Tonight, my glass is filled with wine and I’m raising it to Mrs. Martinez. I will quaff deeply, and breathe easy, for Mrs. Martinez. Just an hour ago, I watched this short little abuela struggle to breathe in her own body. Her lungs were filled with fluid from pneumonia and her cancer had metastasized to her chest cavity, putting added pressure on her lungs. Normal breathing rate is 12-15. She was breathing 40 breaths per minute while sitting down. She was running a marathon without moving. It’s weird the things that I notice while events like this are going on—she was still wearing her knit hat to cover her shiny baldhead, even when the physician was intubating her trachea. They administer drugs that paralyze her swallowing/gag reflex muscles like succinylcholine. And here I am, taking mental notes on the procedure, drugs that are administered, O2 levels, hear rate, and such, but I wasn’t totally sure that I should be there. They made the family members leave the room yet I was permitted to stay. The doctor even asked me top close the curtain so that nobody else could see. I suppose I get to stay because I know how to react in this situation—which is to not react, speak succinctly when spoken to, do what your told, and stay out of the way. The family might get hysterical, I suppose, and interfere. But it’s their grandma—their mother. I watched one nurse joke with another nurse while he was administering paralytic drugs to her chest and throat muscles. I kind of wanted to slap him awake so he could see how desensitized he appeared. Like I said, this is someone’s blood—best not to take that for granted. Then again, sometimes it’s the distance that allows us to do an “objective” job.
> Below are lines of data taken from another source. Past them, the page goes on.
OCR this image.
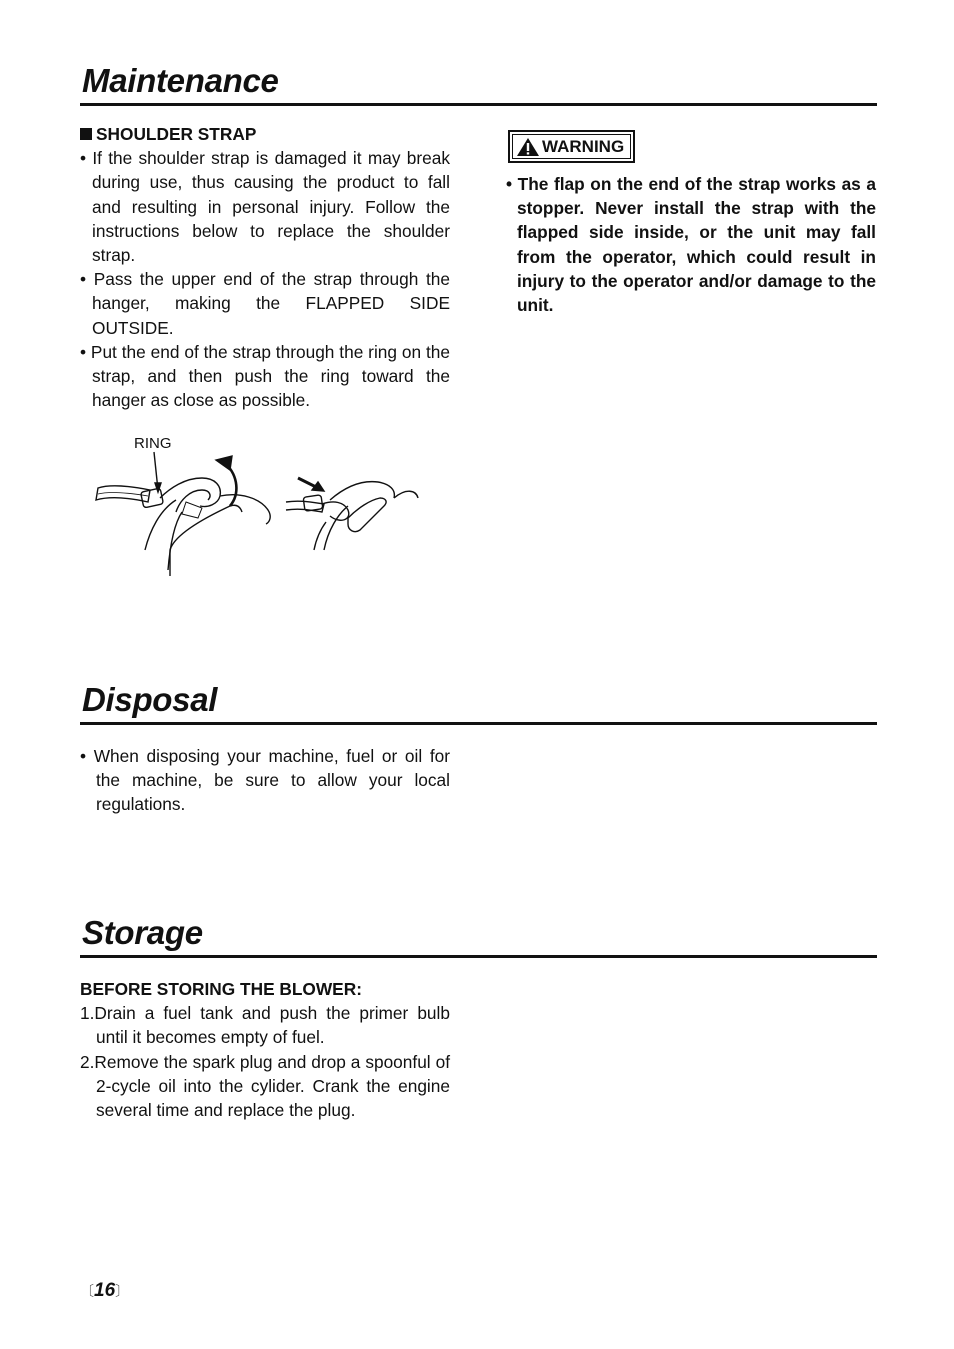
Maintenance

SHOULDER STRAP

• If the shoulder strap is damaged it may break during use, thus causing the product to fall and resulting in personal injury. Follow the instructions below to replace the shoulder strap.

• Pass the upper end of the strap through the hanger, making the FLAPPED SIDE OUTSIDE.

• Put the end of the strap through the ring on the strap, and then push the ring toward the hanger as close as possible.

RING
WARNING

• The flap on the end of the strap works as a stopper. Never install the strap with the flapped side inside, or the unit may fall from the operator, which could result in injury to the operator and/or damage to the unit.

Disposal

• When disposing your machine, fuel or oil for the machine, be sure to allow your local regulations.

Storage

BEFORE STORING THE BLOWER:

1.Drain a fuel tank and push the primer bulb until it becomes empty of fuel.

2.Remove the spark plug and drop a spoonful of 2-cycle oil into the cylider. Crank the engine several time and replace the plug.

〔16〕
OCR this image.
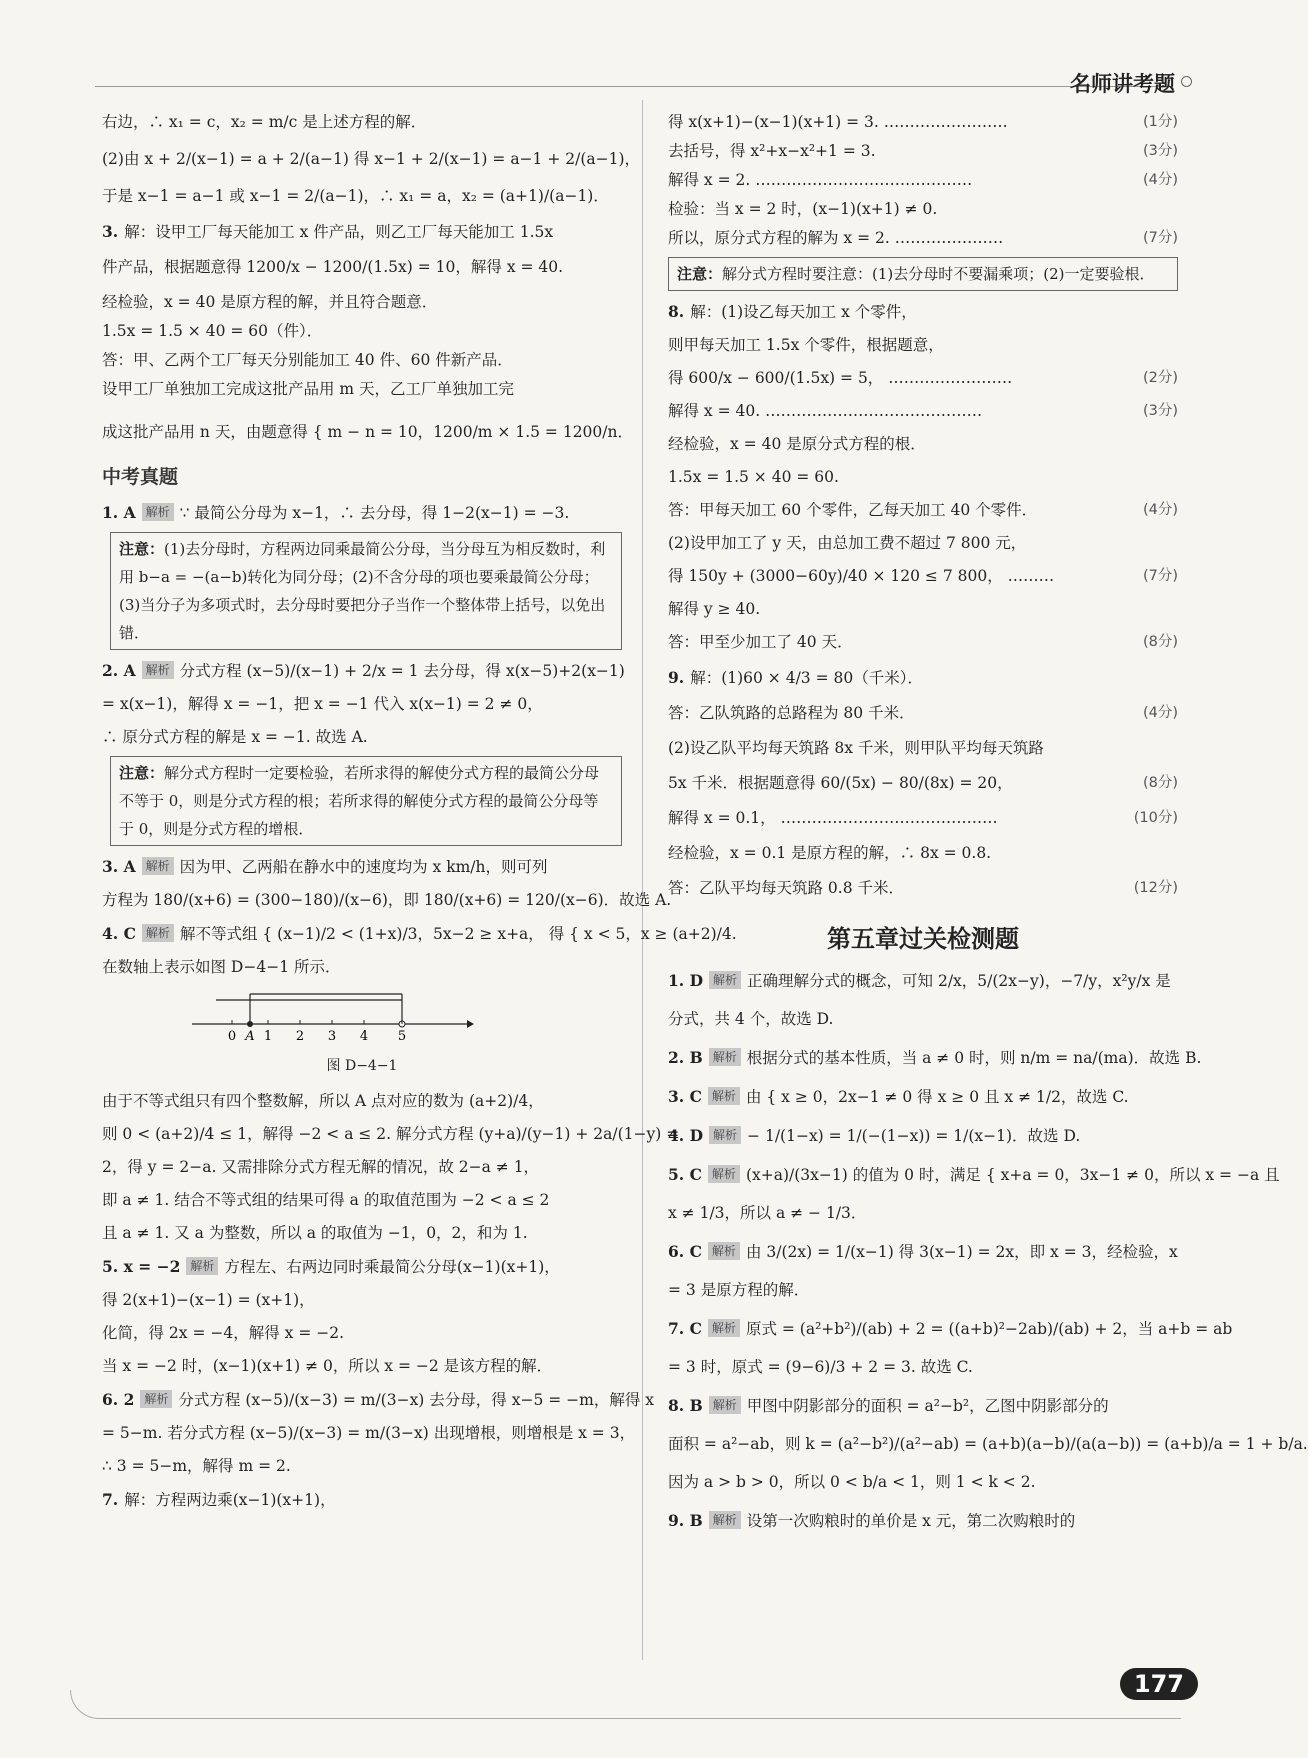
名师讲考题

右边，∴ x₁ = c，x₂ = m/c 是上述方程的解．

(2)由 x + 2/(x−1) = a + 2/(a−1) 得 x−1 + 2/(x−1) = a−1 + 2/(a−1)，

于是 x−1 = a−1 或 x−1 = 2/(a−1)，∴ x₁ = a，x₂ = (a+1)/(a−1)．

3. 解：设甲工厂每天能加工 x 件产品，则乙工厂每天能加工 1.5x

件产品，根据题意得 1200/x − 1200/(1.5x) = 10，解得 x = 40.

经检验，x = 40 是原方程的解，并且符合题意．

1.5x = 1.5 × 40 = 60（件）．

答：甲、乙两个工厂每天分别能加工 40 件、60 件新产品．

设甲工厂单独加工完成这批产品用 m 天，乙工厂单独加工完

成这批产品用 n 天，由题意得 { m − n = 10，1200/m × 1.5 = 1200/n．

中考真题

1. A 解析 ∵ 最简公分母为 x−1，∴ 去分母，得 1−2(x−1) = −3.

注意：(1)去分母时，方程两边同乘最简公分母，当分母互为相反数时，利用 b−a = −(a−b)转化为同分母；(2)不含分母的项也要乘最简公分母；(3)当分子为多项式时，去分母时要把分子当作一个整体带上括号，以免出错．

2. A 解析 分式方程 (x−5)/(x−1) + 2/x = 1 去分母，得 x(x−5)+2(x−1)

= x(x−1)，解得 x = −1，把 x = −1 代入 x(x−1) = 2 ≠ 0，

∴ 原分式方程的解是 x = −1. 故选 A.

注意：解分式方程时一定要检验，若所求得的解使分式方程的最简公分母不等于 0，则是分式方程的根；若所求得的解使分式方程的最简公分母等于 0，则是分式方程的增根．

3. A 解析 因为甲、乙两船在静水中的速度均为 x km/h，则可列

方程为 180/(x+6) = (300−180)/(x−6)，即 180/(x+6) = 120/(x−6)．故选 A.

4. C 解析 解不等式组 { (x−1)/2 < (1+x)/3，5x−2 ≥ x+a， 得 { x < 5，x ≥ (a+2)/4.

在数轴上表示如图 D−4−1 所示．

0 A 1 2 3 4 5
图 D−4−1

由于不等式组只有四个整数解，所以 A 点对应的数为 (a+2)/4，

则 0 < (a+2)/4 ≤ 1，解得 −2 < a ≤ 2. 解分式方程 (y+a)/(y−1) + 2a/(1−y) =

2，得 y = 2−a. 又需排除分式方程无解的情况，故 2−a ≠ 1，

即 a ≠ 1. 结合不等式组的结果可得 a 的取值范围为 −2 < a ≤ 2

且 a ≠ 1. 又 a 为整数，所以 a 的取值为 −1，0，2，和为 1.

5. x = −2 解析 方程左、右两边同时乘最简公分母(x−1)(x+1)，

得 2(x+1)−(x−1) = (x+1)，

化简，得 2x = −4，解得 x = −2.

当 x = −2 时，(x−1)(x+1) ≠ 0，所以 x = −2 是该方程的解．

6. 2 解析 分式方程 (x−5)/(x−3) = m/(3−x) 去分母，得 x−5 = −m，解得 x

= 5−m. 若分式方程 (x−5)/(x−3) = m/(3−x) 出现增根，则增根是 x = 3，

∴ 3 = 5−m，解得 m = 2.

7. 解：方程两边乘(x−1)(x+1)，

(1分)
得 x(x+1)−(x−1)(x+1) = 3. ……………………

(3分)
去括号，得 x²+x−x²+1 = 3.

(4分)
解得 x = 2. ……………………………………

检验：当 x = 2 时，(x−1)(x+1) ≠ 0.

(7分)
所以，原分式方程的解为 x = 2. …………………

注意：解分式方程时要注意：(1)去分母时不要漏乘项；(2)一定要验根．

8. 解：(1)设乙每天加工 x 个零件，

则甲每天加工 1.5x 个零件，根据题意，

(2分)
得 600/x − 600/(1.5x) = 5， ……………………

(3分)
解得 x = 40. ……………………………………

经检验，x = 40 是原分式方程的根．

1.5x = 1.5 × 40 = 60.

(4分)
答：甲每天加工 60 个零件，乙每天加工 40 个零件．

(2)设甲加工了 y 天，由总加工费不超过 7 800 元，

(7分)
得 150y + (3000−60y)/40 × 120 ≤ 7 800， ………

解得 y ≥ 40.

(8分)
答：甲至少加工了 40 天．

9. 解：(1)60 × 4/3 = 80（千米）．

(4分)
答：乙队筑路的总路程为 80 千米．

(2)设乙队平均每天筑路 8x 千米，则甲队平均每天筑路

(8分)
5x 千米．根据题意得 60/(5x) − 80/(8x) = 20，

(10分)
解得 x = 0.1， ……………………………………

经检验，x = 0.1 是原方程的解，∴ 8x = 0.8.

(12分)
答：乙队平均每天筑路 0.8 千米．

第五章过关检测题

1. D 解析 正确理解分式的概念，可知 2/x，5/(2x−y)，−7/y，x²y/x 是

分式，共 4 个，故选 D.

2. B 解析 根据分式的基本性质，当 a ≠ 0 时，则 n/m = na/(ma)．故选 B.

3. C 解析 由 { x ≥ 0，2x−1 ≠ 0 得 x ≥ 0 且 x ≠ 1/2，故选 C.

4. D 解析 − 1/(1−x) = 1/(−(1−x)) = 1/(x−1)．故选 D.

5. C 解析 (x+a)/(3x−1) 的值为 0 时，满足 { x+a = 0，3x−1 ≠ 0，所以 x = −a 且

x ≠ 1/3，所以 a ≠ − 1/3．

6. C 解析 由 3/(2x) = 1/(x−1) 得 3(x−1) = 2x，即 x = 3，经检验，x

= 3 是原方程的解．

7. C 解析 原式 = (a²+b²)/(ab) + 2 = ((a+b)²−2ab)/(ab) + 2，当 a+b = ab

= 3 时，原式 = (9−6)/3 + 2 = 3. 故选 C.

8. B 解析 甲图中阴影部分的面积 = a²−b²，乙图中阴影部分的

面积 = a²−ab，则 k = (a²−b²)/(a²−ab) = (a+b)(a−b)/(a(a−b)) = (a+b)/a = 1 + b/a.

因为 a > b > 0，所以 0 < b/a < 1，则 1 < k < 2.

9. B 解析 设第一次购粮时的单价是 x 元，第二次购粮时的

177
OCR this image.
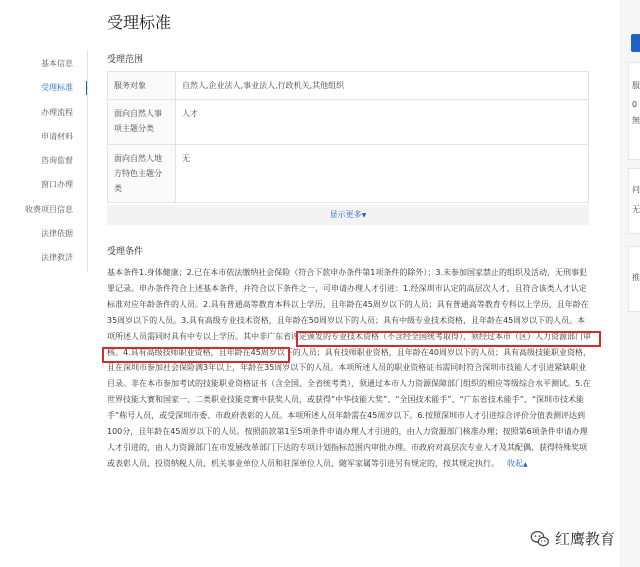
受理标准
基本信息
受理标准
办理流程
申请材料
咨询监督
窗口办理
收费项目信息
法律依据
法律救济
受理范围
服务对象	自然人,企业法人,事业法人,行政机关,其他组织
面向自然人事项主题分类	人才
面向自然人地方特色主题分类	无
显示更多▼
受理条件

基本条件1.身体健康；2.已在本市依法缴纳社会保险（符合下款申办条件第1项条件的除外）；3.未参加国家禁止的组织及活动，无刑事犯罪记录。申办条件符合上述基本条件，并符合以下条件之一，可申请办理人才引进：1.经深圳市认定的高层次人才，且符合该类人才认定标准对应年龄条件的人员。2.具有普通高等教育本科以上学历，且年龄在45周岁以下的人员；具有普通高等教育专科以上学历，且年龄在35周岁以下的人员。3.具有高级专业技术资格，且年龄在50周岁以下的人员；具有中级专业技术资格，且年龄在45周岁以下的人员。本项所述人员需同时具有中专以上学历。其中非广东省评定颁发的专业技术资格（不含经全国统考取得），须经过本市（区）人力资源部门审核。4.具有高级技师职业资格，且年龄在45周岁以下的人员；具有技师职业资格，且年龄在40周岁以下的人员；具有高级技能职业资格，且在深圳市参加社会保险满3年以上，年龄在35周岁以下的人员。本项所述人员的职业资格证书需同时符合深圳市技能人才引进紧缺职业目录。非在本市参加考试的技能职业资格证书（含全国、全省统考类），须通过本市人力资源保障部门组织的相应等级综合水平测试。5.在世界技能大赛和国家一、二类职业技能竞赛中获奖人员，或获得“中华技能大奖”、“全国技术能手”、“广东省技术能手”、“深圳市技术能手”称号人员，或受深圳市委、市政府表彰的人员。本项所述人员年龄需在45周岁以下。6.按照深圳市人才引进综合评价分值表测评达到100分，且年龄在45周岁以下的人员。按照前款第1至5项条件申请办理人才引进的，由人力资源部门核准办理；按照第6项条件申请办理人才引进的，由人力资源部门在市发展改革部门下达的专项计划指标范围内审批办理。市政府对高层次专业人才及其配偶、获得特殊奖项或表彰人员、投资纳税人员、机关事业单位人员和驻深单位人员、随军家属等引进另有规定的，按其规定执行。 收起▲

服
0
無
问
无
推
红鹰教育
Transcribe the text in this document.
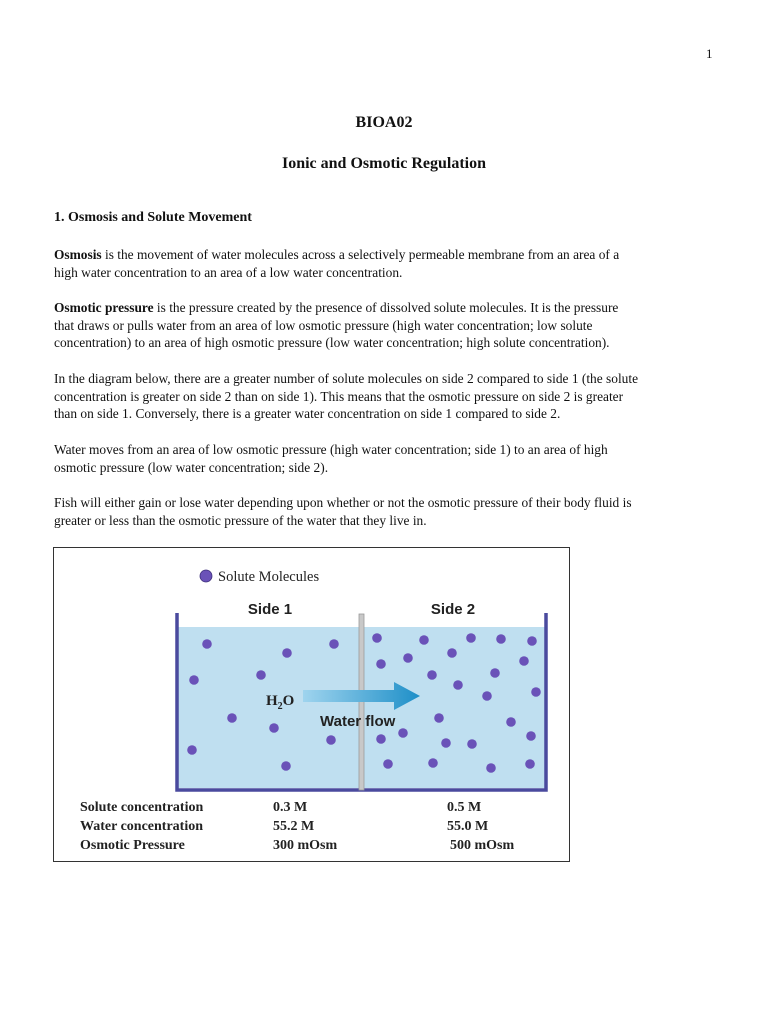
1
BIOA02
Ionic and Osmotic Regulation
1. Osmosis and Solute Movement

Osmosis is the movement of water molecules across a selectively permeable membrane from an area of a
high water concentration to an area of a low water concentration.

Osmotic pressure is the pressure created by the presence of dissolved solute molecules. It is the pressure
that draws or pulls water from an area of low osmotic pressure (high water concentration; low solute
concentration) to an area of high osmotic pressure (low water concentration; high solute concentration).

In the diagram below, there are a greater number of solute molecules on side 2 compared to side 1 (the solute
concentration is greater on side 2 than on side 1). This means that the osmotic pressure on side 2 is greater
than on side 1. Conversely, there is a greater water concentration on side 1 compared to side 2.

Water moves from an area of low osmotic pressure (high water concentration; side 1) to an area of high
osmotic pressure (low water concentration; side 2).

Fish will either gain or lose water depending upon whether or not the osmotic pressure of their body fluid is
greater or less than the osmotic pressure of the water that they live in.

Solute Molecules
Side 1	Side 2
$H_2O$
Water flow
Solute concentration	0.3 M	0.5 M
Water concentration	55.2 M	55.0 M
Osmotic Pressure	300 mOsm	500 mOsm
I felt like a fly on the wall—a gnat that nobody wanted around. I guess everybody has to learn in some manner or another, and shit, that’s why I took this no-pay gig…this is all for the experience. I can’t help but be pissed at the college students that come in drunk with debaucherous, self-inflicted injuries when there are folks like Mrs. Martinez one room away. Self-inflicted injury just seems so fucking selfish and wasteful—a waste of time and resources that could be better allocated to people that are legitimately in need. It’s one in the morning and I gotta wake up early. Not only that, I got to wake up early, be on my shit, and I NEED to learn Spanish. I spoke Spanish two times this evening and made things work because of it. I gotta get fluent.